In Steve Jobs' 2nd to last keynote presentation at the launch of the iPad 2 in March 2011, he outlined what he thought made Apple special. He suggested that technology alone is not enough, and that Apple succeeds because it's at the cross roads of technology and the arts. You can see that particular segment of Jobs' keynote at 1:08:30 (iTunes link) (web link).
I've been writing on a regular basis for just over 3 months now. I'm using www.stickk.com to punish myself if I don't blog 3x weekly. Every week I fail, stickk.com will give $10 to the NRA. I haven't and won't pay them a penny.
Writing was difficult when I first started blogging. I forced myself to write because I just wasn't comfortable writing. A few months later, writing has evolved from a chore into a fun activity that I thoroughly enjoy. And because I enjoy it, I spend much more time thinking about it even when I'm not writing. It's difficult to come up with interesting material within my domain areas of expertise 3x weekly, so I'm always looking for new things to write about. Every conversation, every news headline, every social scenario can spark a blog post idea.
Writing is fun. I hope I never stop. I've also come to understand that writing and programming are remarkably similar in their respective creative processes. This is particularly interesting because writing and programming generally attract opposing personality types.
Perhaps most importantly, both professions value simplicity and clarity. Both believe in the "less is more" philosophy.
Programming 101: less code is better code. The concept of writing fewer lines of code is interwoven through virtually every aspect of computer science. Abstraction, encapsulation, object-oriented programming, and APIs empower developers to write fewer lines code.

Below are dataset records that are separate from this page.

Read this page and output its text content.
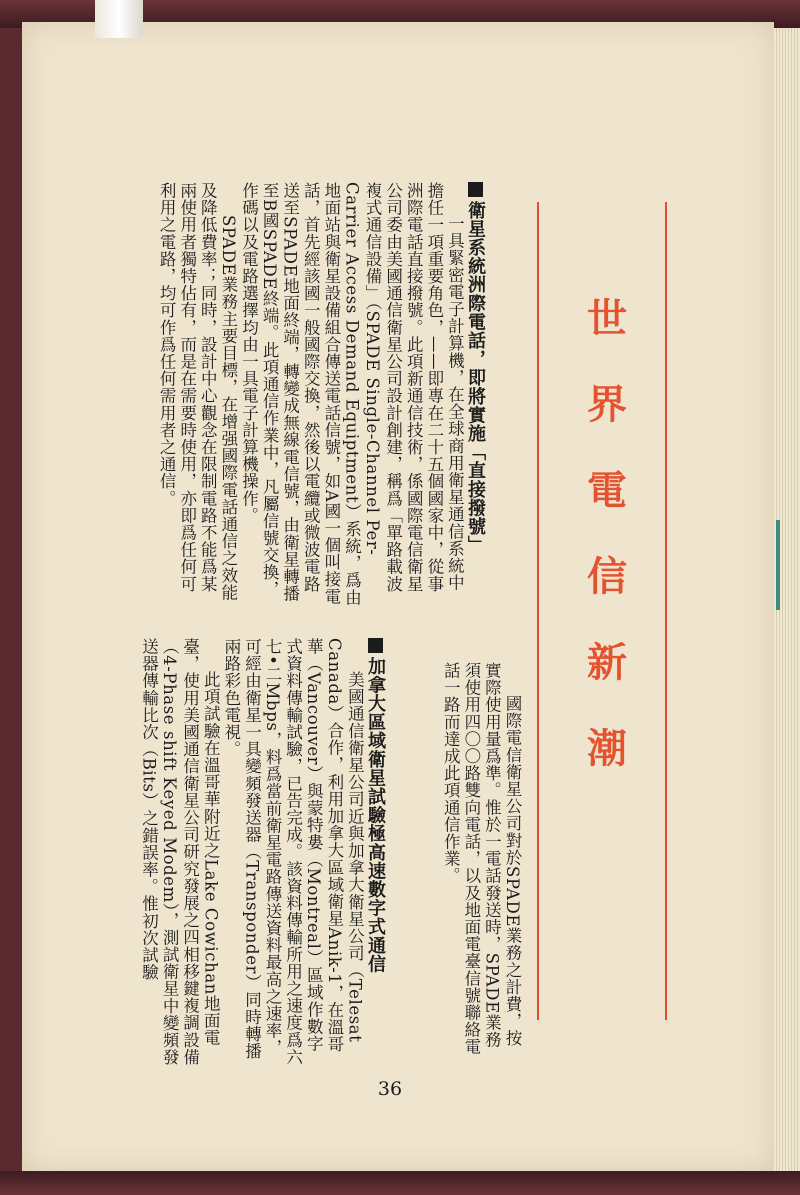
世界電信新潮

國際電信衛星公司對於SPADE業務之計費，按實際使用量爲準。惟於一電話發送時，SPADE業務須使用四〇〇路雙向電話，以及地面電臺信號聯絡電話一路而達成此項通信作業。

加拿大區域衛星試驗極高速數字式通信

美國通信衛星公司近與加拿大衛星公司（Telesat Canada）合作，利用加拿大區域衛星Anik-1，在溫哥華（Vancouver）與蒙特婁（Montreal）區域作數字式資料傳輸試驗，已告完成。該資料傳輸所用之速度爲六七•二Mbps，料爲當前衛星電路傳送資料最高之速率，可經由衛星一具變頻發送器（Transponder）同時轉播兩路彩色電視。

此項試驗在溫哥華附近之Lake Cowichan地面電臺，使用美國通信衛星公司研究發展之四相移鍵複調設備（4-Phase shift Keyed Modem），測試衛星中變頻發送器傳輸比次（Bits）之錯誤率。惟初次試驗

衛星系統洲際電話，即將實施「直接撥號」

一具緊密電子計算機，在全球商用衛星通信系統中擔任一項重要角色，——即專在二十五個國家中，從事洲際電話直接撥號。此項新通信技術，係國際電信衛星公司委由美國通信衛星公司設計創建，稱爲「單路載波複式通信設備」（SPADE Single-Channel Per-Carrier Access Demand Equiptment）系統，爲由地面站與衛星設備組合傳送電話信號，如A國一個叫接電話，首先經該國一般國際交換，然後以電纜或微波電路送至SPADE地面終端，轉變成無線電信號，由衛星轉播至B國SPADE終端。此項通信作業中，凡屬信號交換，作碼以及電路選擇均由一具電子計算機操作。

SPADE業務主要目標，在增强國際電話通信之效能及降低費率；同時，設計中心觀念在限制電路不能爲某兩使用者獨特佔有，而是在需要時使用，亦即爲任何可利用之電路，均可作爲任何需用者之通信。

36
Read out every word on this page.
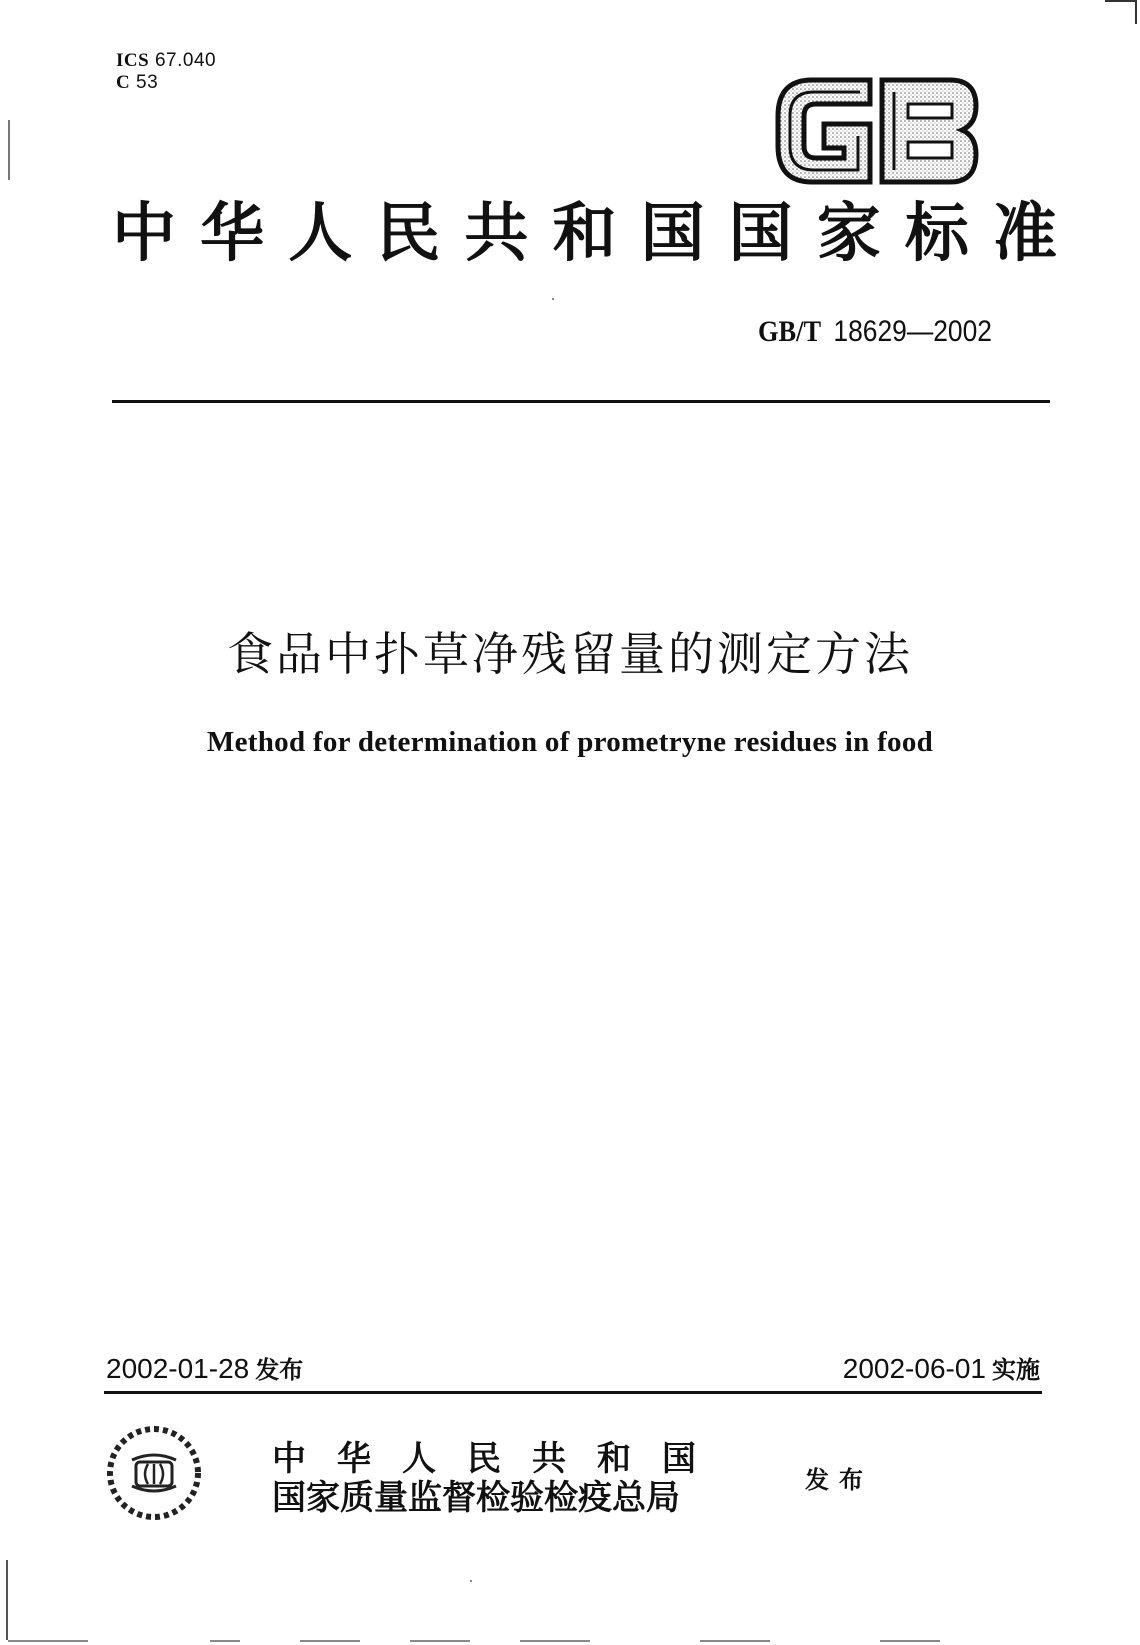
ICS 67.040
C 53
中 华 人 民 共 和 国 国 家 标 准
GB/T 18629—2002
食品中扑草净残留量的测定方法
Method for determination of prometryne residues in food
2002-01-28 发布	2002-06-01 实施
中华人民共和国
国家质量监督检验检疫总局	发布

Good writing values some of the same concepts as good coding. If a message or idea can be expressed in fewer words, it should. No one wants to read unorganized babble. No developer wants to read spaghetti code*.
Writing varies across many sub domains, including blogging, novels, traditional news media, and many others. Similarly, there are many different sub domains of programming, such as kernel, library-specific, imaging, and database programming, to name a few. Humans have developed a wide range of languages and dialects, each with unique structures, strengths and weaknesses. In the same light, there are many programming languages, each with it's strengths and weaknesses, nuances and quirks, and related languages. Human and machine communications are astonishingly similar.
Good writing and programming require planning and organizing. Programmers define objects and data structures and how they relate to and work with one another, and then code and debug. In writing, authors have to create a plan and outline that will most effectively convey their ideas. They layout out how, when, where, and why people and ideas intersect, just as programmers direct objects and data structures. Once writers develop an outline, they can flesh out the details and add literary style. After they write, writers refine and reiterate. Programmers design, code, test, and debug.
Over the past few years, I've come to appreciate design in the physical world as I've spent more time programming, designing, developing, and selling virtual designs. And now the same thing is happening with writing. The more I write, the more I appreciate how communication and language permeate through daily life, both professionally and personally. I look for well crafted ideas and sentences when I read, seek good writing patterns, and try to put myself in other writers' shoes to understand how and why they wrote what they did.
I've been given the privilege to live in the world of technology since I was born. But I don't want to live there for the rest of my life. As much as I love technology, I don't want to be bounded by it. Too many in the industry get trapped in a technology lifestyle bubble. I want to challenge my beliefs and learn from my mistakes and assumptions. Perhaps James Altucher, one of my favorite bloggers, said it best: "My only New Year’s resolution for 2013 is to dot the landscape of my life once more with question marks instead of periods. To turn judgments into queries. To turn 'this' into 'that?'"
*Spaghetti code is code which cannot be followed or easily understood. Rather than grouping related code segments, spaghetti code groups unrelated functions. This breaks the concept of encapsulation, which in turn creates more code, and decreases the readability for other programmers. Developers hate inheriting spaghetti code.